Accenture is the systems integrator stitching the industrial AI layer into Unilever’s environment, deploying analytics and AI agents that predict maintenance needs and progressively make adjustments automatically, with human oversight. For SAP customers watching, the pattern is the partnership in miniature: SAP supplies the digital core and twin foundation, Accenture supplies the scaling muscle, and the client supplies the disciplined process design.

What This Means for SAPinsiders

Clean-core investment is the precondition for shop-floor AI. Unilever could scale twins quickly because it had already simplified to SAP S/4HANA Cloud and moved extensions to SAP BTP. Twin predictions are worthless if they cannot be reconciled against live operational data. Therefore, enterprise architects should treat a clean-core SAP S/4HANA roadmap and a digital twin ambition as one initiative, sequencing the data foundation before the twin pilots rather than after.

Treat digital twins as a closed loop with the ERP, not a standalone dashboard. The Unilever results, 95% flow-restriction prediction, and 30% waste reduction in mayonnaise came from twins acting on production. Thus, value shows up only when insights feed back into planning and execution. ERP program managers should map where twin outputs will write into SAP Digital Manufacturing, SAP IBP, or asset management, and define the human-oversight thresholds before agents take any autonomous action.

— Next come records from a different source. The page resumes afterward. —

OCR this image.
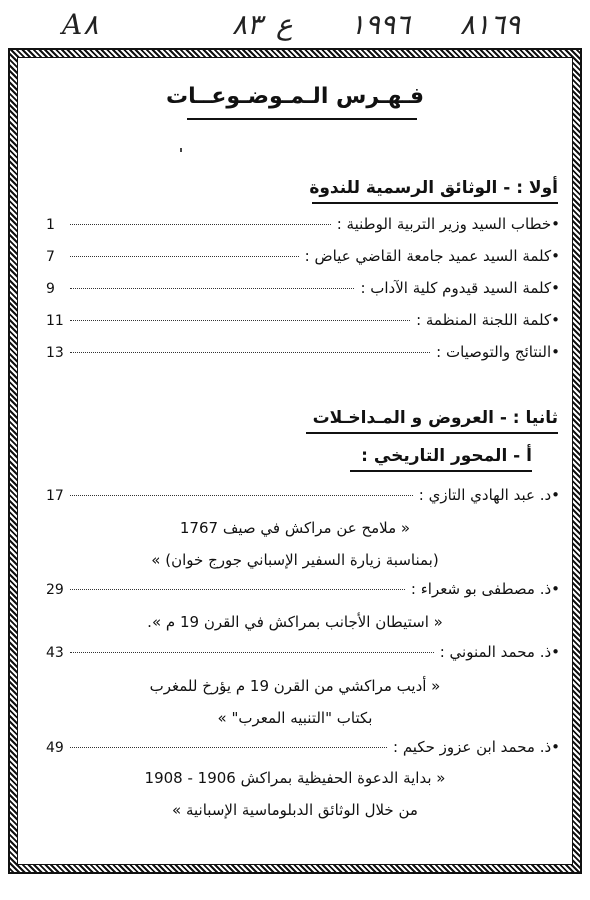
A٨	٨٣ ع ١٩٩٦ ٨١٦٩
فـهـرس الـمـوضـوعــات
أولا : - الوثائق الرسمية للندوة
•خطاب السيد وزير التربية الوطنية :
1
•كلمة السيد عميد جامعة القاضي عياض :
7
•كلمة السيد قيدوم كلية الآداب :
9
•كلمة اللجنة المنظمة :
11
•النتائج والتوصيات :
13
ثانيا : - العروض و المـداخـلات
أ - المحور التاريخي :
•د. عبد الهادي التازي :
17
« ملامح عن مراكش في صيف 1767
(بمناسبة زيارة السفير الإسباني جورج خوان) »
•ذ. مصطفى بو شعراء :
29
« استيطان الأجانب بمراكش في القرن 19 م ».
•ذ. محمد المنوني :
43
« أديب مراكشي من القرن 19 م يؤرخ للمغرب
بكتاب "التنبيه المعرب" »
•ذ. محمد ابن عزوز حكيم :
49
« بداية الدعوة الحفيظية بمراكش 1906 - 1908
من خلال الوثائق الدبلوماسية الإسبانية »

Anchor twin programs to outcomes that a CFO and a sustainability lead both recognize. Unilever tied its twins to capacity, waste, premium-ingredient savings, and scope 1 and 2 emissions, the exact metrics that justify spend. Twins that report only uptime struggle to secure the next funding round. AI and line-of-business leaders should pick two or three financially legible KPIs per site, instrument them in the twin from day one, and build the global rollout case on proven, repeatable numbers rather than a technology narrative.